The girl in the coffee shop asks, when you place your order for cappuccino, whether you would like chocolate sprinkled on top. You reply “no” but you get it anyway. “Oh it doesn’t matter,” you say, meekly, and creep away to suck it up. It’s not her fault: she’s just a young girl from Eastern Europe, doing her best to earn a living, exploited, probably, by the mega-rich coffee company paying minimum wages while charging excessively for her services. She’s under pressure to sweat the assets, work the system. You’re inclined to be sympathetic, forgiving of small human failings, given the circumstances. Nevertheless, when those unwanted sprinkles appear too frequently you may start to feel annoyed: you may even become indignant, decide to take action, protest that it’s not what you ordered and, if you’re feeling really self-righteous, accuse the girl of not paying attention to what you said. The likely outcome is that you wait in line while she makes you another coffee, the company loses its profit and the girl feels either chastened or not. In any case there is no guarantee that it won’t happen again and your annoyance amounts to no more than a waste of your emotional energy.

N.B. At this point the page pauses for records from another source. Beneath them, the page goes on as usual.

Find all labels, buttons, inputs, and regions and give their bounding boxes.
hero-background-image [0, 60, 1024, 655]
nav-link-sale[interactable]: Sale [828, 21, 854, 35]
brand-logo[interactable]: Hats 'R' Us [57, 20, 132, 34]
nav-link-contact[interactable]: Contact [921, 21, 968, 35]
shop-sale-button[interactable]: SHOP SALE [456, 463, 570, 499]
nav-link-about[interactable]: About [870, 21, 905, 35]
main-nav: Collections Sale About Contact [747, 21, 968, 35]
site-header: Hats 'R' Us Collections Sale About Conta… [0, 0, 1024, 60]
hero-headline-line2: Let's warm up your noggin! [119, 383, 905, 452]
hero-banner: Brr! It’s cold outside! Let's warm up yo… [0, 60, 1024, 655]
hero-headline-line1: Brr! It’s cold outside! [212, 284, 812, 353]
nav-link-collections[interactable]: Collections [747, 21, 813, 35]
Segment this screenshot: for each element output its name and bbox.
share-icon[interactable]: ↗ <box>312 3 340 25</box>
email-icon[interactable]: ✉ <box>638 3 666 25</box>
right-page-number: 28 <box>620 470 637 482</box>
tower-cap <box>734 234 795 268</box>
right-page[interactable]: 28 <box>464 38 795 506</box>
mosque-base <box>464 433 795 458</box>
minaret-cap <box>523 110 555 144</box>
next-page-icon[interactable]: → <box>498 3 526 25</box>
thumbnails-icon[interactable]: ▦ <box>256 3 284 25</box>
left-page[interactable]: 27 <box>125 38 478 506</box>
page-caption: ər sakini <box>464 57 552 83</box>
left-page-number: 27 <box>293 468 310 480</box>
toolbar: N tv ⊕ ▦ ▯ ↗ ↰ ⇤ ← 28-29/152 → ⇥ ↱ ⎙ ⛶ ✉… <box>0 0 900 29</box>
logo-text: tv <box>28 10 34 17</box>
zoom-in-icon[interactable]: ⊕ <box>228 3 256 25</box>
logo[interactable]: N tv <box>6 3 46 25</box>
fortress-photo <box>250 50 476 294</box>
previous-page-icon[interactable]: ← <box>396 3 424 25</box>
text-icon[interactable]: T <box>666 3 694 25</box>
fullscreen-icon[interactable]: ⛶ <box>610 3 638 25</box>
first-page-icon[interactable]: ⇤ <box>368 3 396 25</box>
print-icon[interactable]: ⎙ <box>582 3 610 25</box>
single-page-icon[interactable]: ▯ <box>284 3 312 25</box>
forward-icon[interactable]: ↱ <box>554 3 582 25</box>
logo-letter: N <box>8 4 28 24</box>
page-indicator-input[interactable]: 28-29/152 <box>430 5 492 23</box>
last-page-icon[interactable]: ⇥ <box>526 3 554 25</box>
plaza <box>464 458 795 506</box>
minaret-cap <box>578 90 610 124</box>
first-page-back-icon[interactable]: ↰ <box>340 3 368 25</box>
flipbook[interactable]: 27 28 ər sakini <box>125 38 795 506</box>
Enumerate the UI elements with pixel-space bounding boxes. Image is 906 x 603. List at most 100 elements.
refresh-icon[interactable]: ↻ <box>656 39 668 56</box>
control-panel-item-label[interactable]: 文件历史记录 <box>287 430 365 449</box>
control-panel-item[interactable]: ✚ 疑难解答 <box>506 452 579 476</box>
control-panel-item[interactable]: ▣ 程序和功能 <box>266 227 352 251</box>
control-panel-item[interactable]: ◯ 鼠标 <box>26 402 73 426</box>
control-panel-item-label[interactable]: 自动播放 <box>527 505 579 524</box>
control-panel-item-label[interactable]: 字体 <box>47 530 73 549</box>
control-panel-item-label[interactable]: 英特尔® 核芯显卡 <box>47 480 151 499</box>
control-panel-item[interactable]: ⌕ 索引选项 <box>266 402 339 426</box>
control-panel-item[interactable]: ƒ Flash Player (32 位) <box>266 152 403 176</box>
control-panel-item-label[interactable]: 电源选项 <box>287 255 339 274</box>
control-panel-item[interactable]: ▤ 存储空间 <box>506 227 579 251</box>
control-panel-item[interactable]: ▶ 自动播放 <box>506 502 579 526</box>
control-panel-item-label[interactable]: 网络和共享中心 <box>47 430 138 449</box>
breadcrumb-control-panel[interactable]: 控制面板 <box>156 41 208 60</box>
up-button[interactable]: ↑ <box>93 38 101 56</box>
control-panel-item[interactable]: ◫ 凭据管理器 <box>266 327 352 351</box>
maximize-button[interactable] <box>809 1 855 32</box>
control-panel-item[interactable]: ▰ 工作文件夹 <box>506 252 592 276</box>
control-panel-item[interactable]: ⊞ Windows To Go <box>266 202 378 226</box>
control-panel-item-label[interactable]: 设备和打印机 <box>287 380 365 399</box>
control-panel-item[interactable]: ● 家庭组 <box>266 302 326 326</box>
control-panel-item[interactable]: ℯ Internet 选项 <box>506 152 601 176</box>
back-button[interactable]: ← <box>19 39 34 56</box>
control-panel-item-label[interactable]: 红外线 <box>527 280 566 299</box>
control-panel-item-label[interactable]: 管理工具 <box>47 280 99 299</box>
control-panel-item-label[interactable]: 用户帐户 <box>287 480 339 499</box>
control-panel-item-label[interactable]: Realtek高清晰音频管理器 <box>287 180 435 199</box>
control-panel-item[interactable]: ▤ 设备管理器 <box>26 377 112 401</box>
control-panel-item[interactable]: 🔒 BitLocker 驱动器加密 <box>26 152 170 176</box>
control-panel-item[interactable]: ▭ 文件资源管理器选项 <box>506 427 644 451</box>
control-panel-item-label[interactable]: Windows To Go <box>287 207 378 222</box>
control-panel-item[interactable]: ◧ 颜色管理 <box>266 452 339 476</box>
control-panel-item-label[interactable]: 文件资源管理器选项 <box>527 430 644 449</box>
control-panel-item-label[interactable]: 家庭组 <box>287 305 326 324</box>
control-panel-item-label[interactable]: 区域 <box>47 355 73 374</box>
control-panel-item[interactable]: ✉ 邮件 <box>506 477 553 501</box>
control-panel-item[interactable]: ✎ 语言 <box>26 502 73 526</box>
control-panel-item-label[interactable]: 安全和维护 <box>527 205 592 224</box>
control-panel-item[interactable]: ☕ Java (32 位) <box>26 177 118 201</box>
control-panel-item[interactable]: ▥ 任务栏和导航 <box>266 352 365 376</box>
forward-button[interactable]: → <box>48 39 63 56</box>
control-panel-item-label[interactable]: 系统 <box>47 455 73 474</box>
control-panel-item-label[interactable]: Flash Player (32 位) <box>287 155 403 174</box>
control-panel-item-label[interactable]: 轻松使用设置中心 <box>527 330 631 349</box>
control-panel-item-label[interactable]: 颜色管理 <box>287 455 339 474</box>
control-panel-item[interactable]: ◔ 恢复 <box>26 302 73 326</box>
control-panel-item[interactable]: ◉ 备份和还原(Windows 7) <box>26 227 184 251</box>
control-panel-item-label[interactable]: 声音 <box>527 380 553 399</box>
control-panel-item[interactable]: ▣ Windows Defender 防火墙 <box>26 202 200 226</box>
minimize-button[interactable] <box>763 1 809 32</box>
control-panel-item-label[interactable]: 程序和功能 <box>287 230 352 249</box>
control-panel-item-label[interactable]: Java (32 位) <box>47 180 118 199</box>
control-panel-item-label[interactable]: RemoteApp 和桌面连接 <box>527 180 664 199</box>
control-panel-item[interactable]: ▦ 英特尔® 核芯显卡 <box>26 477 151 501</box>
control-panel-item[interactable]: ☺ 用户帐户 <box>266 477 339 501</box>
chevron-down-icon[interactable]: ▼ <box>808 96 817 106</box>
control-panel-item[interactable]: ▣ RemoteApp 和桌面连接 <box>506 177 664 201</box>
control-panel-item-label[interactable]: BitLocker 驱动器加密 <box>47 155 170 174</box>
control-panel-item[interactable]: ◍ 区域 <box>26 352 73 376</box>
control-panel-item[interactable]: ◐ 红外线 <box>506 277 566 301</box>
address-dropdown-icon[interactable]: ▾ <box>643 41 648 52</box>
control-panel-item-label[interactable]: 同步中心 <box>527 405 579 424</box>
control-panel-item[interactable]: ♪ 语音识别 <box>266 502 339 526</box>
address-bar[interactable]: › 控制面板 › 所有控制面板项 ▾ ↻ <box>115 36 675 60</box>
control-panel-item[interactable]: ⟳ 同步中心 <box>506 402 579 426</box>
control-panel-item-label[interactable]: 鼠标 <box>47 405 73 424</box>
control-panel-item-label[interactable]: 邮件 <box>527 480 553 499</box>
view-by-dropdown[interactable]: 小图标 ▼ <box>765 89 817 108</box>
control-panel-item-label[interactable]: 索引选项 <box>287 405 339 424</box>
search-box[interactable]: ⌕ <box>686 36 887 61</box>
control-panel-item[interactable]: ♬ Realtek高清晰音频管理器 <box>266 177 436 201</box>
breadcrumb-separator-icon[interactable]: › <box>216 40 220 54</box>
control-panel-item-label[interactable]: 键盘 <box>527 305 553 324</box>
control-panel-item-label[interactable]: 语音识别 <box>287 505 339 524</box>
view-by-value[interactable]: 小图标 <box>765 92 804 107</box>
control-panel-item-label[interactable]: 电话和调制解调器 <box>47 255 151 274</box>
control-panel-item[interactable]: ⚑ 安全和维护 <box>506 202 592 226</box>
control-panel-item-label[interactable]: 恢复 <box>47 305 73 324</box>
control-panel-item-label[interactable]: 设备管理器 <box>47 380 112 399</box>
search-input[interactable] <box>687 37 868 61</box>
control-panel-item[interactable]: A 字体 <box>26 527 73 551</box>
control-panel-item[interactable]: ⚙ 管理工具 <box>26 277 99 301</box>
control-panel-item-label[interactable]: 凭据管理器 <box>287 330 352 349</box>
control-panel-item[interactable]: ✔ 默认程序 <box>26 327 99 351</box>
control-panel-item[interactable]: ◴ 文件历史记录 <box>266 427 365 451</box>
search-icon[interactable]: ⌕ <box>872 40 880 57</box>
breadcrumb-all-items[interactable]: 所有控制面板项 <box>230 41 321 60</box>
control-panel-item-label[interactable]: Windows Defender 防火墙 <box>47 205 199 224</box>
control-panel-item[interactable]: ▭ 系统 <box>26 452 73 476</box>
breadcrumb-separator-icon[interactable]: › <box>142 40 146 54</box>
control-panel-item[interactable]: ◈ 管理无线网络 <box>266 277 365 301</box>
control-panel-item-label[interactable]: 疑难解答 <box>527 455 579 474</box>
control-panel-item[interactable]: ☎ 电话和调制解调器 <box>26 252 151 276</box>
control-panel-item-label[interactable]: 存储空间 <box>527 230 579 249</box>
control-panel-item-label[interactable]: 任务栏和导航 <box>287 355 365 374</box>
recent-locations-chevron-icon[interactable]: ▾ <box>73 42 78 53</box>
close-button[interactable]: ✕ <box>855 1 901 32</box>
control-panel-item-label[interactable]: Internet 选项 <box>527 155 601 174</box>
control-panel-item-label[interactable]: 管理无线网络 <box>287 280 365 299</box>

You may choose, on the other hand, not to be annoyed, but to adopt a fatalistic attitude – or to sidestep confrontation by taking your custom elsewhere (good luck with that). Whenever I find my tolerance tested, as is increasingly the case now that its youthful elasticity is challenged by age-related rigidity, I try to remember that I can choose not to be annoyed. It’s not easy and it requires practice: if you want or expect things to go according to your personal preference you will soon learn that life is full of obstacles. Life, if you let it, will annoy the hell out of you. But it doesn’t have to be that way.
I was thinking this as I walked past yet another beggar sitting on the pavement. Begging in the streets is a relatively recent phenomenon in English cities. Its causes are various – drug addiction, the break-up of families and communities, the inadequacy of our social services safety-net etc. – but despite my knowing this I harbour a suspicion (based on hearsay) that some people choose to beg because it pays well, which is one reason why I prefer to give money indirectly, i.e. to charities that provide facilities for the homeless. Explaining my policy to each and every supplicant is impractical (although I did so on one occasion when my refusal to give prompted a sneering protest) hence I get annoyed at having to step over so many characters who sit on the street smoking, drinking, petting their dogs and demanding a share of my loose change (who carries loose change in this cashless economy?) and the slumped, inert characters who, too zonked even to ask for money, rely on it being tossed into their awkwardly positioned receptacles.
There are beggars who offer something in return – a joke, a tune or a smile. I particularly liked the approach of one Irishman who asked me for a couple of quid so that he could get drunk. “I promise not to waste it on food or shelter,” he said with admirable candour. He got his couple of quid but I wish now that I had taken him to the pub instead; I might have got a few more laughs. And there was another chap who cut straight to the chase by asking whether I had a spare room and a job to offer him.
So when I feel annoyed by beggars I remind myself that they are a symptom of our dysfunctional society and I channel my emotional energy into a more useful force-field – anger: anger, that is, at society’s failure to absorb them.